System Problems?


“If you don’t like the system, create your own system.”
— Abd’el Hakim Awyan, Khemitian Wisdom Keeper

In the true fashion of a stereotypically unreliable wizard, I spontaneously took the last two weeks off. I wanted to begin work on a fictional side-project and recharge my own batteries to prepare for the seasonal changes to come. And celebrate my birthday. Yes, I missed the vernal equinox, something attentive readers will note goes against what I’ve said before regarding my primary responsibility as a wizard to mark the turning of the year’s wheel and the High Holy Holidays.

Well, I’m a wizard, so there are times in which I am entitled to make things up as I go along.

As I write this, I type beneath the first full moon of spring and during the first moments of this year’s Holy Thursday. Like it or not, it is from here that we shall begin our celebration of the new season. In honor of the new life we are soon to see burst forward from the earth, I have redesigned the site to a layout that better reflects our purpose and intent. And so that it looks prettier. Hopefully you enjoy, but feel free to let me know either way.

Just short of six months ago, I introduced myself and this site to the interwebs. I have no idea if any of you have learned anything or benefited in any way from what I’ve brought to the table, but I can tell you I’ve learned a ton. I’ve gained a great deal from what little ground we’ve covered so far. For those things, I thank you. To those of you who are new to this little diversionary side-path we are sharing, I say welcome and salaam.

Ultimately, markers of time are not merely moments of celebration or breaks for self-congratulation but points at which to pause and take stock, to look at what we’ve set out to do, what we’re currently doing, and what we want to do. Back in October, I had a rough idea of which direction I was setting out to head in, and I don’t wish to amend any of that. To update and refresh, however, I would call your attention to the quote featured above, for it is in that simple line that I can most fully define my intent.

I am not concerned over whether everyone, or a majority, or even a plurality agrees with my views on fundamental matters of life; I suspect that many do, but I don’t spend much time thinking about it. I have become a wizard because I find our institutions and much of our culture to be lacking.

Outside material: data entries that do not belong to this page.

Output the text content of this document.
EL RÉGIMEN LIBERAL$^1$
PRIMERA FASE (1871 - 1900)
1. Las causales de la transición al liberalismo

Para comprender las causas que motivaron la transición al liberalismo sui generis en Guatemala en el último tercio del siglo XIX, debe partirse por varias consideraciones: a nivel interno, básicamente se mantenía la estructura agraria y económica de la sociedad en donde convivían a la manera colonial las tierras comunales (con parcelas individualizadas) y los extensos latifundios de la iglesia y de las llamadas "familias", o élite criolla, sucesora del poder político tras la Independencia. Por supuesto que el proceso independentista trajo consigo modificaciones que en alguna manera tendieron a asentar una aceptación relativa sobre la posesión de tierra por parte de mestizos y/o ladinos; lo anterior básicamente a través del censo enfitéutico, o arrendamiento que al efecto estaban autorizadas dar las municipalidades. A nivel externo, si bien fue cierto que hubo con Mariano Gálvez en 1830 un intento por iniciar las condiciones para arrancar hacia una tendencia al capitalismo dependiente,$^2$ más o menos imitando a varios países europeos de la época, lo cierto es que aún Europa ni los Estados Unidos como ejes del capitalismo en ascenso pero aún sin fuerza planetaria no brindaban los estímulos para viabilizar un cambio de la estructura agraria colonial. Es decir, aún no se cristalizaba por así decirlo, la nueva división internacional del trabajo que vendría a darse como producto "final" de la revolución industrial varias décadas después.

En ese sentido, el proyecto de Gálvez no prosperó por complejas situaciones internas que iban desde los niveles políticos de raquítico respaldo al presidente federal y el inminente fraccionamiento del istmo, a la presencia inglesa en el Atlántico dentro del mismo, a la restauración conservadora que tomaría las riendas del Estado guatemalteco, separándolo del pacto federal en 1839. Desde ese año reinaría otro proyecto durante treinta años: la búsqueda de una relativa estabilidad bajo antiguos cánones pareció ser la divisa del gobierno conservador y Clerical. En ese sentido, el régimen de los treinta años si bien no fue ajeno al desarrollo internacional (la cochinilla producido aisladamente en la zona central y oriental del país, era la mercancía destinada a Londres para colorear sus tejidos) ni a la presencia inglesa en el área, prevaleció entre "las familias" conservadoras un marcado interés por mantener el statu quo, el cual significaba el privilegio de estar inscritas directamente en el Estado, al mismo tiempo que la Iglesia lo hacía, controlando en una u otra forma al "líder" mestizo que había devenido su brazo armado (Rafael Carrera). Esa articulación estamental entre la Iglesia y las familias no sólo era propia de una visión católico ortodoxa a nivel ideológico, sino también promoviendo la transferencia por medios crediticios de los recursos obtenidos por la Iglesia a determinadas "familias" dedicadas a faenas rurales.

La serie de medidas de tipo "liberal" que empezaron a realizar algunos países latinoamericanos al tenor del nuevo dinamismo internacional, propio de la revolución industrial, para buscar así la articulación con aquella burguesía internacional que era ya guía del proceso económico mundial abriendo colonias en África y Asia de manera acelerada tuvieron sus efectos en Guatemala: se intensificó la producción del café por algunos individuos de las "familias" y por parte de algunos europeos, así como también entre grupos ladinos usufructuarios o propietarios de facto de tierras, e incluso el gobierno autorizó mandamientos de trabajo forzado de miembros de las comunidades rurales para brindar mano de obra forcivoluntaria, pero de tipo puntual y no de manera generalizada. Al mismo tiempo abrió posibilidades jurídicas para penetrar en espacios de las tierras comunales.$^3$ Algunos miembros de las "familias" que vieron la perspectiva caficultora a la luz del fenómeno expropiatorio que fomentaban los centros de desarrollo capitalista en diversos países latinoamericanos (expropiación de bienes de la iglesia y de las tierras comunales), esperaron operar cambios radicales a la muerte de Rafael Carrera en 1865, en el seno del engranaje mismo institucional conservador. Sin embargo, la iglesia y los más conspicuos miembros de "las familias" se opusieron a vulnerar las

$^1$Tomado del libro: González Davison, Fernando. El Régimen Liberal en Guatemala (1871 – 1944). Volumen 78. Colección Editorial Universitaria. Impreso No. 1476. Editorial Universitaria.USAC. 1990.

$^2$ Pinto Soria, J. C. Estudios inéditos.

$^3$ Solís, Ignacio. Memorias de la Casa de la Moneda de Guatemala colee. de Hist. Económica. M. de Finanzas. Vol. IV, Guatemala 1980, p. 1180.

Our religious institutions are lacking in that they clearly are not meeting the most basic spiritual needs of the vast majority of the people. Our civic institutions are lacking in more ways than I wish to enumerate here. Our economic way of life is destructive and divisive and ultimately unfulfilling. Our culture lacks even the most basic functionality with regard to shared mythology or even marking the changes in the year.

Without disavowing politics and activism–I would never–I understand that I’m not going to overthrow the government. No one is going to rush in an anarchist frenzy over to topple Wall Street. We won’t have an Arab Spring here, either, because we’re too bogged down by triviality and our own intramural disharmony to agree on what our problems are and who or what are responsible. We can’t just wait for that to happen, either, or go down hard in a quixotic quest to bring it about. That’s fine if that’s your thing, but it isn’t mine.

My conviction is simply this: there are small ways we can open our eyes, small ways in which we can invite just a little more truth and light into the environment and our own journeys. That’s all. And I don’t care if anyone decides to adopt it–I still think everyone will be better off just for the sake of the existence of another constructed system sitting there, available. The ways in which I construct it are mostly just attempting to live it out and attempting to talk about it.

That’s what a wizard does–but anybody else can do it, too.